Location
- First Avenue Harlow, Essex, CM17 9LR England 51°46′44″N 0°07′51″E﻿ / ﻿51.7788°N 0.1307°E

Information
- Type: Academy
- Motto: Aspire, Endeavour, Achieve
- Established: 1954^{[citation needed]}
- Department for Education URN: 148423 Tables
- Ofsted: Reports
- Principal: Matt Carter
- Gender: Coeducational
- Age: 11 to 16
- Colours: Black, Light Blue, Gold
- Website: www.markhallacademy.org

= Mark Hall Academy =

Mark Hall Academy, formerly Mark Hall Specialist Sport College, is a coeducational secondary school with academy status, located in Harlow, Essex, England.

==History==

The school was previously a specialist Sports College under the Harlow Education Trust. In September 2013 the school converted to an academy under the sponsorship of the Academy Transformation Trust (ATT) as a result of an Inadequate rating by Ofsted, with Corinne Franceschi as its first Principal and Allan Osborne as Associate Principal. It was judged Good in 2016 but a further inspection in 2020 judged it Inadequate. This led to the transfer of the school's sponsorship from the ATT to the Harlow based BMAT education trust under the advice of the Regional Schools Commissioner. The transfer concluded on 1 January 2021.

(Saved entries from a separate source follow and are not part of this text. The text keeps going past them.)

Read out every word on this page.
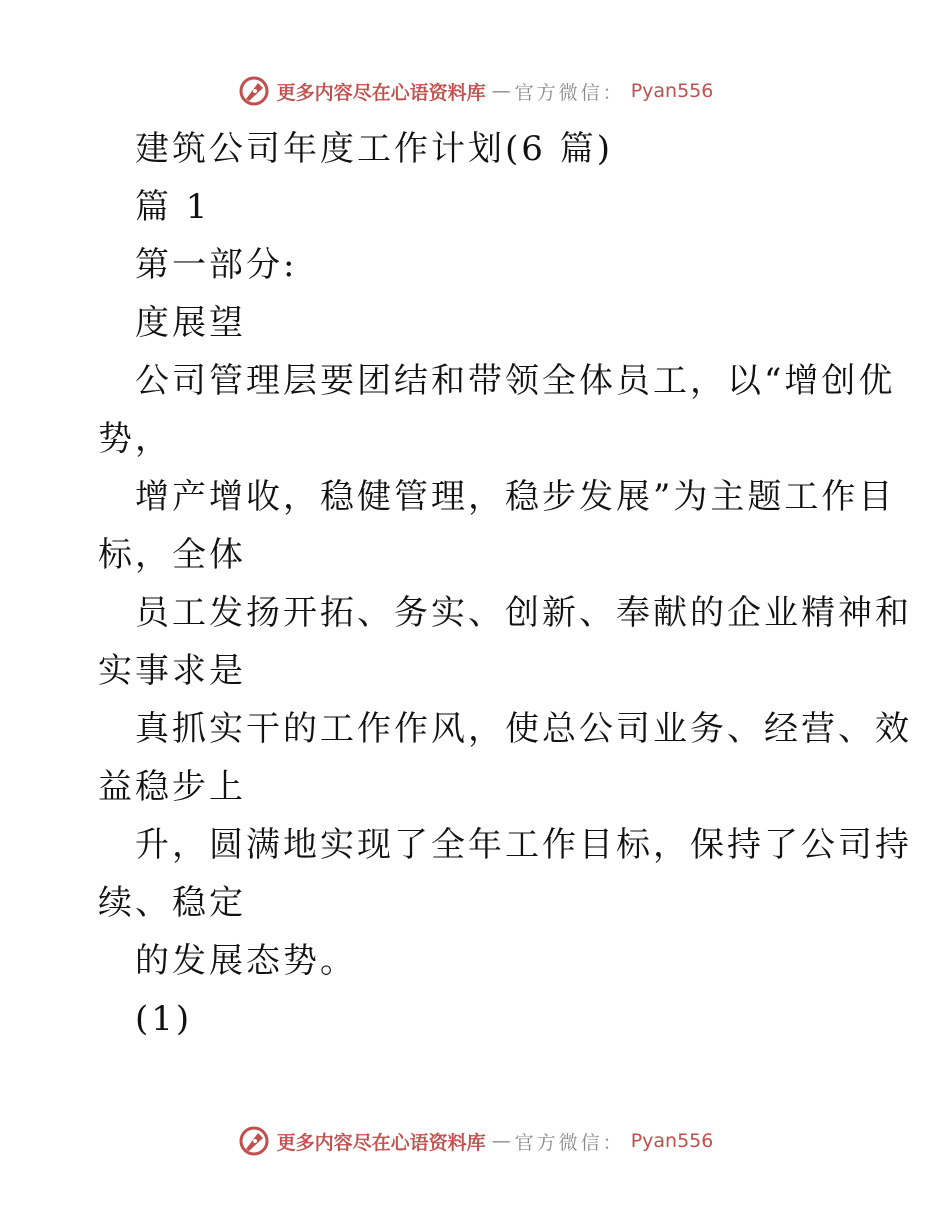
更多内容尽在心语资料库 — 官方微信： Pyan556
建筑公司年度工作计划(6 篇)
篇 1
第一部分:
度展望
公司管理层要团结和带领全体员工，以“增创优
势，
增产增收，稳健管理，稳步发展”为主题工作目
标，全体
员工发扬开拓、务实、创新、奉献的企业精神和
实事求是
真抓实干的工作作风，使总公司业务、经营、效
益稳步上
升，圆满地实现了全年工作目标，保持了公司持
续、稳定
的发展态势。
(1)
更多内容尽在心语资料库 — 官方微信： Pyan556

== Academic performance and Ofsted ==
In 2012, 25% of all pupils attained five GCSEs at grades A* to C including English and Maths. This is a decrease of 18 percentage points since 2011. The school was subsequently put into special measures by Ofsted. In 2013 this figure was at 27% and, after the school became an academy, improved to 38% in 2014 and 46% in 2015.

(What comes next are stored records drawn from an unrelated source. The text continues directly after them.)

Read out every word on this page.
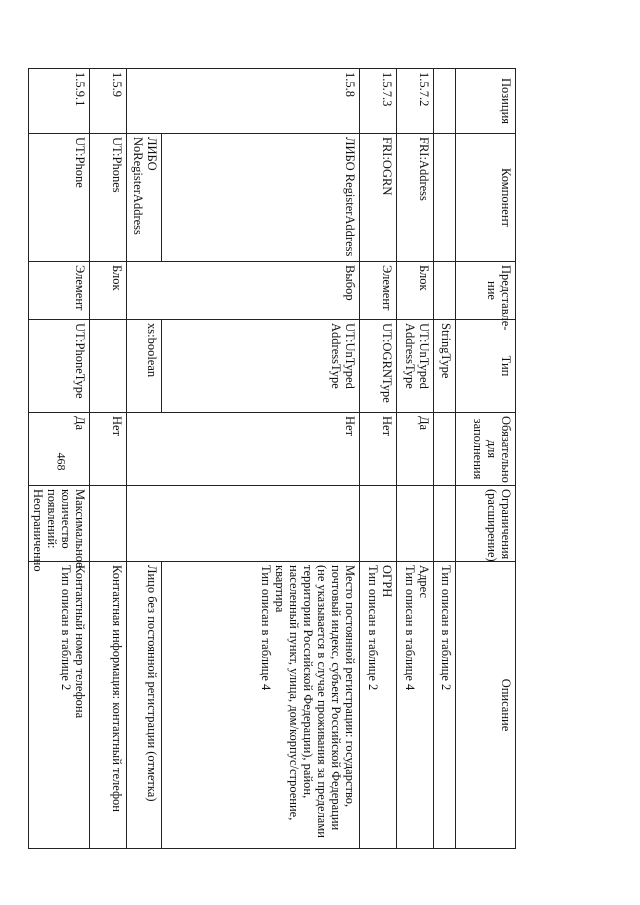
468
Позиция	Компонент	Представле-ние	Тип	Обязательно для заполнения	Ограничения (расширение)	Описание
			StringType			Тип описан в таблице 2
1.5.7.2	FRI:Address	Блок	UT:UnTyped AddressType	Да		Адрес
Тип описан в таблице 4
1.5.7.3	FRI:OGRN	Элемент	UT:OGRNType	Нет		ОГРН
Тип описан в таблице 2
1.5.8	ЛИБО RegisterAddress	Выбор	UT:UnTyped AddressType	Нет		Место постоянной регистрации: государство, почтовый индекс, субъект Российской Федерации (не указывается в случае проживания за пределами территории Российской Федерации), район, населенный пункт, улица, дом/корпус/строение, квартира
Тип описан в таблице 4
	ЛИБО NoRegisterAddress		xs:boolean			Лицо без постоянной регистрации (отметка)
1.5.9	UT:Phones	Блок		Нет		Контактная информация: контактный телефон
1.5.9.1	UT:Phone	Элемент	UT:PhoneType	Да	Максимальное количество появлений: Неограниченно	Контактный номер телефона
Тип описан в таблице 2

Ofsted visited the Academy in May 2016 and awarded the 'Good' grade with outstanding behaviour. The leadership of the Principal was described as inspirational. The Academy's 2016 GCSE results showed a Progress 8 score of -0.08, which is in line with the national average. 51% of pupils earned grades A* to C in GCSE English and Maths.

The Academy was rated 'Inadequate' following an inspection in March 2020. The report noted high staff turnover, "weak teaching" and a failure by "too many" teachers to effectively manage the behaviour of their pupils. Additionally, the school's provisions for safeguarding were described as "not good enough to keep pupils safe."